Apesar de todas as suas alterações e adaptações nos últimos 30 anos, o artigo 64.º da Constituição da República Portuguesa (Constituição) consagra 3 princípios fundamentais que regem o Serviço Nacional de Saúde (SNS): universalidade, generalidade e tendencial gratuitidade.
Prevê ainda a nossa Constituição, uma transversalidade na introdução do conceito de saúde em todas as políticas que inclui, nomeadamente, políticas públicas relacionadas com a promoção da saúde e seus determinantes sociais.
No entanto, em boa verdade, não é suficiente alegar que se concedem garantias genéricas sobre acessos universais e gratuitos à saúde, quando na realidade as pessoas não o têm.

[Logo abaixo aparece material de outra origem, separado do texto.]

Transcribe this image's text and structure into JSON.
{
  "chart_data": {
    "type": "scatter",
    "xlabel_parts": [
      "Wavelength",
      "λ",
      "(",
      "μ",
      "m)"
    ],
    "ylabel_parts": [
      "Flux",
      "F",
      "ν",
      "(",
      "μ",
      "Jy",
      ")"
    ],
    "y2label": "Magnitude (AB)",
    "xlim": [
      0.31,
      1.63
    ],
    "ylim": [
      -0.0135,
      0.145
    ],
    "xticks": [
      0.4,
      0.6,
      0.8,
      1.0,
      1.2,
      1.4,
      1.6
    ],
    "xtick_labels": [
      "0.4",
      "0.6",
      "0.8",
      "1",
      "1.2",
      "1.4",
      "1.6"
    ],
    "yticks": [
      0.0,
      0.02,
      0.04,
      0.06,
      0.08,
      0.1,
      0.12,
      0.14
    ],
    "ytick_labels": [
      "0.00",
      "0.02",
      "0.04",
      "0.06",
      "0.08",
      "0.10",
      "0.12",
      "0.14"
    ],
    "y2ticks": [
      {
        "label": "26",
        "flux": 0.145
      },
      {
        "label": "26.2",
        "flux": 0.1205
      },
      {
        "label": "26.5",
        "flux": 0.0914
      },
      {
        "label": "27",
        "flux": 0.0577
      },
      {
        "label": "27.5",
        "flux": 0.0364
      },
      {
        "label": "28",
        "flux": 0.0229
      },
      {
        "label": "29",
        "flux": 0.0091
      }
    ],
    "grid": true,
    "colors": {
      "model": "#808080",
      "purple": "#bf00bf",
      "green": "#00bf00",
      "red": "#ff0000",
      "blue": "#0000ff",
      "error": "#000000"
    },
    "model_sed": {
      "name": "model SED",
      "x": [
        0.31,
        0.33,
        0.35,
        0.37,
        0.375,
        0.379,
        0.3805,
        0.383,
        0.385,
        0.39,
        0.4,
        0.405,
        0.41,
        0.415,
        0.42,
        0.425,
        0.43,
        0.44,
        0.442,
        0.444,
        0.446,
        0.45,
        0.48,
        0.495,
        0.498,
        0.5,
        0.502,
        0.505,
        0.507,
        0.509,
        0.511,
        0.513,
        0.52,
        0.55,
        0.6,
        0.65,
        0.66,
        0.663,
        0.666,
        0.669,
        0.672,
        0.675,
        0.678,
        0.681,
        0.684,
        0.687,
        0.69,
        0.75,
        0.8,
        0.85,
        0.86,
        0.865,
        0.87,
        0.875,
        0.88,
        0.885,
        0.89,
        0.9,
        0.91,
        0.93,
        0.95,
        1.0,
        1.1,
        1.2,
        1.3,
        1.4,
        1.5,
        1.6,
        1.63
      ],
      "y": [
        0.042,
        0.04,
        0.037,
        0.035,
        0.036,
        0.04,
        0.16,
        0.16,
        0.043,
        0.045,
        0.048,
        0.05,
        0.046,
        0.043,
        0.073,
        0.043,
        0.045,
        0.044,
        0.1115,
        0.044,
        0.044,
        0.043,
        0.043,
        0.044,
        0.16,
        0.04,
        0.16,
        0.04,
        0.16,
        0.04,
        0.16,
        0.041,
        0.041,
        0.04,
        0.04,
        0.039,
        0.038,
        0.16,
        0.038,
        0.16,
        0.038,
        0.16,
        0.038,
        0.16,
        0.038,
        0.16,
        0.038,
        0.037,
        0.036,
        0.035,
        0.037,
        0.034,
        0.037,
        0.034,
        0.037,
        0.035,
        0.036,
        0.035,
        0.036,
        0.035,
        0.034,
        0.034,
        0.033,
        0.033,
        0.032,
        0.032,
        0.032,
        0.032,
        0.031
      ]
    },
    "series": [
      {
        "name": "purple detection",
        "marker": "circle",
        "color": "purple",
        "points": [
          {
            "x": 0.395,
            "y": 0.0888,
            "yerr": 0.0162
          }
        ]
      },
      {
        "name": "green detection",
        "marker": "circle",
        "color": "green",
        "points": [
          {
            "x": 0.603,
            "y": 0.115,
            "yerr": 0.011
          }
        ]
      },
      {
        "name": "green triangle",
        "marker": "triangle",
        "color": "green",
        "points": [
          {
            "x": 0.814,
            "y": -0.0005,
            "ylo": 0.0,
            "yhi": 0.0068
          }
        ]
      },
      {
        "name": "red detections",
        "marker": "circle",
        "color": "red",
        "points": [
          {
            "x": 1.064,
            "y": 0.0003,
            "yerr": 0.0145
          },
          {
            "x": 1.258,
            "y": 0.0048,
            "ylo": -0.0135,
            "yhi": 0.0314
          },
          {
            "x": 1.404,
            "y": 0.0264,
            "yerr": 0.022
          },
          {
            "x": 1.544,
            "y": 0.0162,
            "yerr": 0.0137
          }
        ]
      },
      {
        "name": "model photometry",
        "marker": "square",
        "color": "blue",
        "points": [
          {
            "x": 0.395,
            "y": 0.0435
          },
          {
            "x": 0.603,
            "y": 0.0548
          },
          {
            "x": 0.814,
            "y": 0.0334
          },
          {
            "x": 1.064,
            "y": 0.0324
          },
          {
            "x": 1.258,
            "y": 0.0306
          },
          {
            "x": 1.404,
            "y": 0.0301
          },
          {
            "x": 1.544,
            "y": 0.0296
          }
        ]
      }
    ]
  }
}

O surgimento deste contexto pandémico veio colocar à prova a capacidade do Estado em transpor para a prática o consagrado no conjunto normativo supremo do nosso país, nomeadamente a capacidade de regular, financiar e prestar os melhores cuidados de saúde com os recursos disponíveis, de forma a tentar proporcionar um tratamento igual para necessidades iguais e reduzir as significativas desigualdades no acesso aos mesmos.
Para os cidadãos, na grande maioria dos países, a par com as matérias económicas, a saúde permanece uma prioridade essencial.
As expectativas são crescentes em relação à sua prestação, o que contribui também para que esta se mantenha uma “questão política”.
Parece, porém, que o Estado, à luz das constantes notícias sobre evidentes desvios ao normal funcionamento das instituições, comporta-se como o aluno que, aflito, se limita a estudar em cima da data do exame, com as tradicionais consequências que, não raramente, se verificam nessas situações.
Parece não se ter aprendido muito...
Subsiste em Portugal um modelo de governação reactivo, em detrimento de um registo de planeamento estratégico onde se comece a avaliar e analisar evidências e a perceber porque é que não conseguimos aprender, planear e, com isso, implementar uma prática efectiva de transformação das instituições.
Num país, real ou imaginário, cuja política de saúde é baseada em evidência, define-se o que é investimento necessário e investimento supérfluo; distinguem-se condutas ineficientes e danosas (sobre ou subdiagnóstico e/ou tratamento) de benefícios essenciais; define-se o conceito de valor e o uso de dinheiro eficiente; orientam-se prioridades e estratégias, e reduzem-se conflitos e interesses.
Nesse país há tempo para “parar e pensar”, faz-se uso de políticas efectivas de prevenção e aposta-se fortemente na inovação.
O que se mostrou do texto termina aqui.